Il Garante lancia l’allarme: italiani spiati, è emergenza

da Roma

«Bulimia nella raccolta dati: la privacy è un’emergenza nazionale». Il presidente dell’Autorità garante per la protezione dei dati personali tira le fila di un anno di difesa della privacy e lancia il suo grido d’allarme. Del resto, per stilare un bilancio preoccupante basterebbe mettere in fila i titoli dei giornali del 2006: i lettori dei quotidiani hanno mangiato pane e intercettazioni per mesi, le polemiche sui giudici spiati, la valanga di casi di phishing (le mail truffa per rubare dati personali). «Dobbiamo essere più sicuri e meno spiati», dice il garante Francesco Pizzetti. Gli strumenti? Paletti severi e leggi. Nella relazione annuale al Parlamento - presentata ieri a Palazzo Giustiniani - Pizzetti punta il dito sui mille punti deboli del sistema a cominciare da internet. Un vero far west dove gli hacker possono spiare la vita privata ma anche impossessarsi di codici di accesso ai conti correnti bancari. C’è bisogno di «regole condivise a livello planetario» per evitare che chiunque possa venire filmato con telecamere e videofonini, ritrovandosi poi inconsapevolmente sul web. «Non possiamo accettare - è il monito del garante - che Internet sia visto dai nostri ragazzi come una sorta di Paese dei balocchi».
Pizzetti chiede di alzare il livello di guardia su istituti di credito e assicurativi, ma chiama in causa anche i fornitori di servizi di massa (acqua, luce e gas).

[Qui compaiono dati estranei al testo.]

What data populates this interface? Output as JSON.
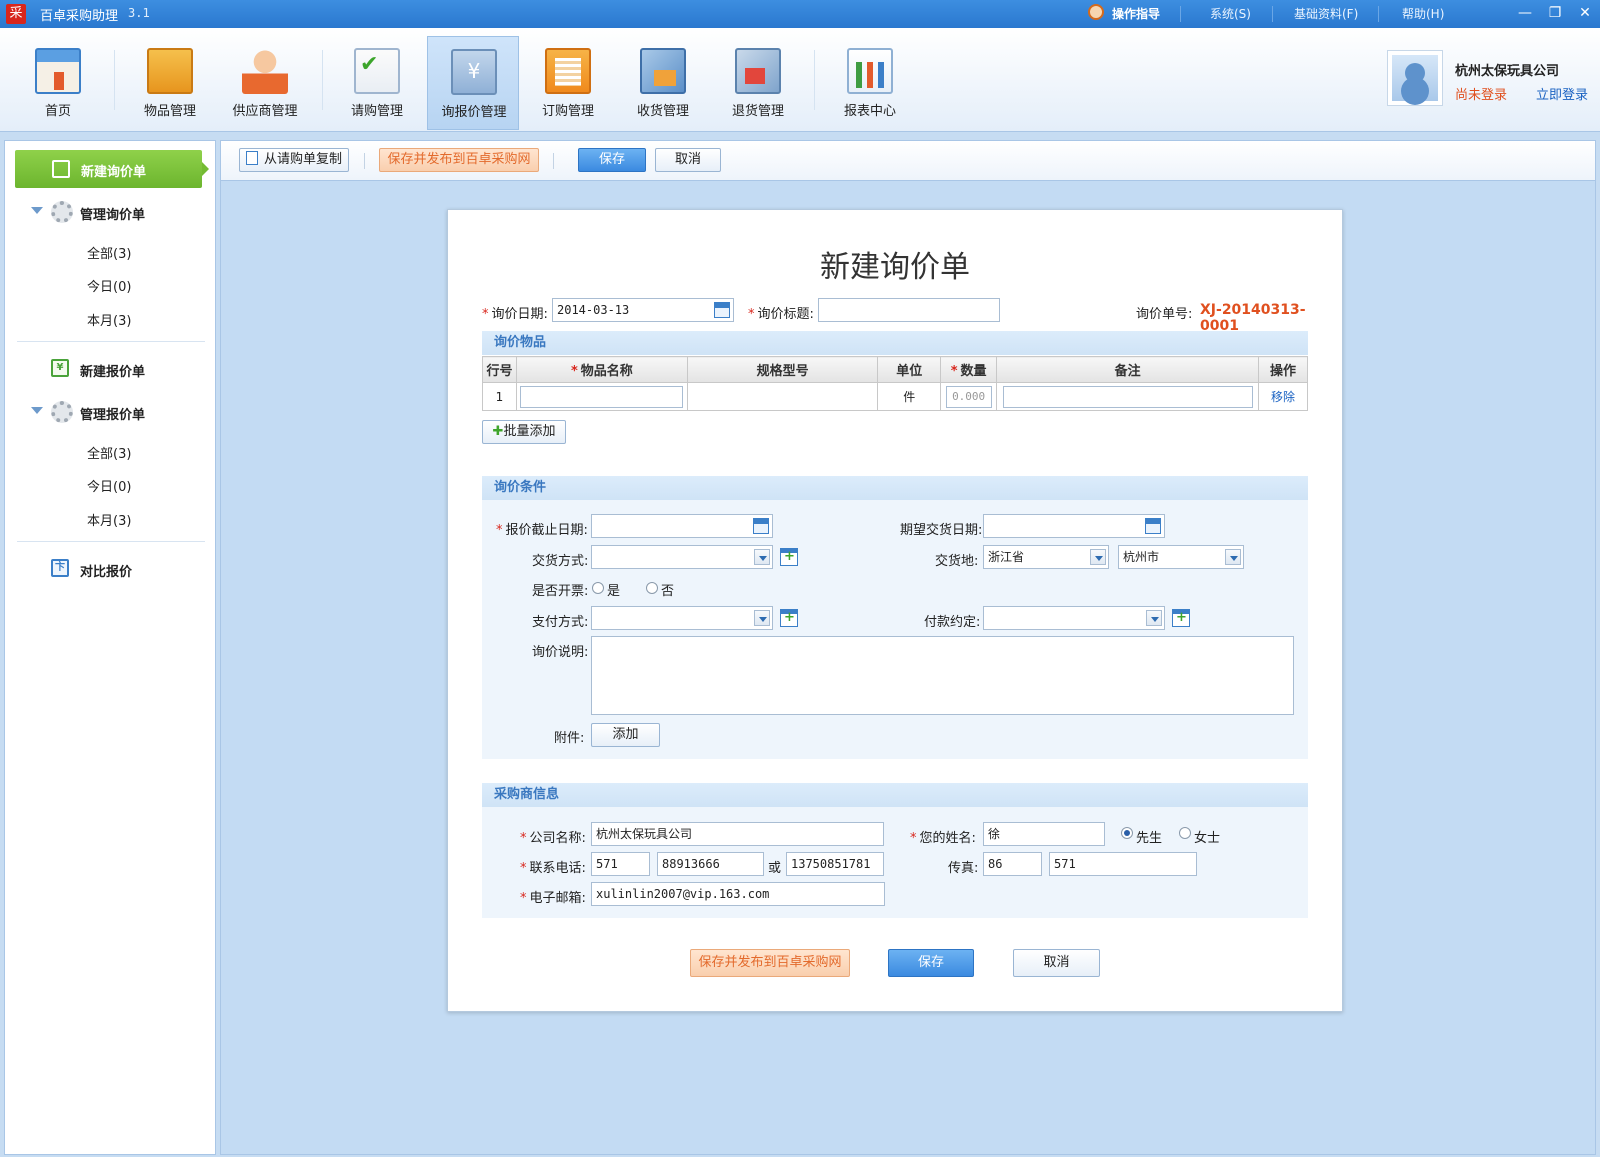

Saranno le categorie più controllate, perché accusate, in molti casi, di gestire con leggerezza i nostri dati personali.
«È molto alto il costo economico e sociale che la mancanza di misure adeguate può far pagare ai cittadini». Verifiche anche nelle telecomunicazioni: 16 le ispezioni già fatte ai quattro maggiori gestori telefonici e in autunno via libera «all’adozione definitiva del provvedimento generale sulle regole e i tempi per la conservazione dei dati di traffico». Focus, poi, sui dati biometrici e sanitari. Ad esempio, come gestire e conservare i campioni di Dna prelevati? Se il Codice della privacy prevede già una specifica autorizzazione per i fini di ricerca scientifica, nel settore della giustizia manca qualsiasi norma. «Il Parlamento approvi al più presto una legge per questo fenomeno oggi incontrollato», invoca Pizzetti.
Il capitolo intercettazioni. La libertà di informazione resta «sacrosanta e irrinunciabile in una democrazia», ma «non può essere invocata per giustificare chi raccoglie notizie e dati a scopo di ricatto e condizionamento». E qui il Parlamento è stato latitante, accusa Pizzetti, sentitosi in difficoltà, «strattonato da una parte all’altra», in bilico tra l’essere «censore, garantista o incapace di agire efficacemente». Così invita i media «alla moderazione e rispetto del codice deontologico», ma ribadisce il suo no alla sanzione penale: meglio stabilire forme di equo indennizzo. Una linea che sembra però fare a pugni con la linea tenuta dallo stesso Garante nel caso Sircana.
Vallettopoli e l’«affaire» Telecom hanno lasciato una profonda ferita. «Anche i servizi segreti devono fare in modo che i dati siano garantiti, protetti e usati per finalità istituzionali. Che non si raccolgano dati eccessivi, che si conosca chi li gestisce. Tocca ai servizi sapere che cosa serve e perché, ma anche risponderne in caso di attività non conformi». L’ultimo passaggio è per le banche dati pubbliche: non c’è un elenco completo di quelle legate a giustizia e sicurezza.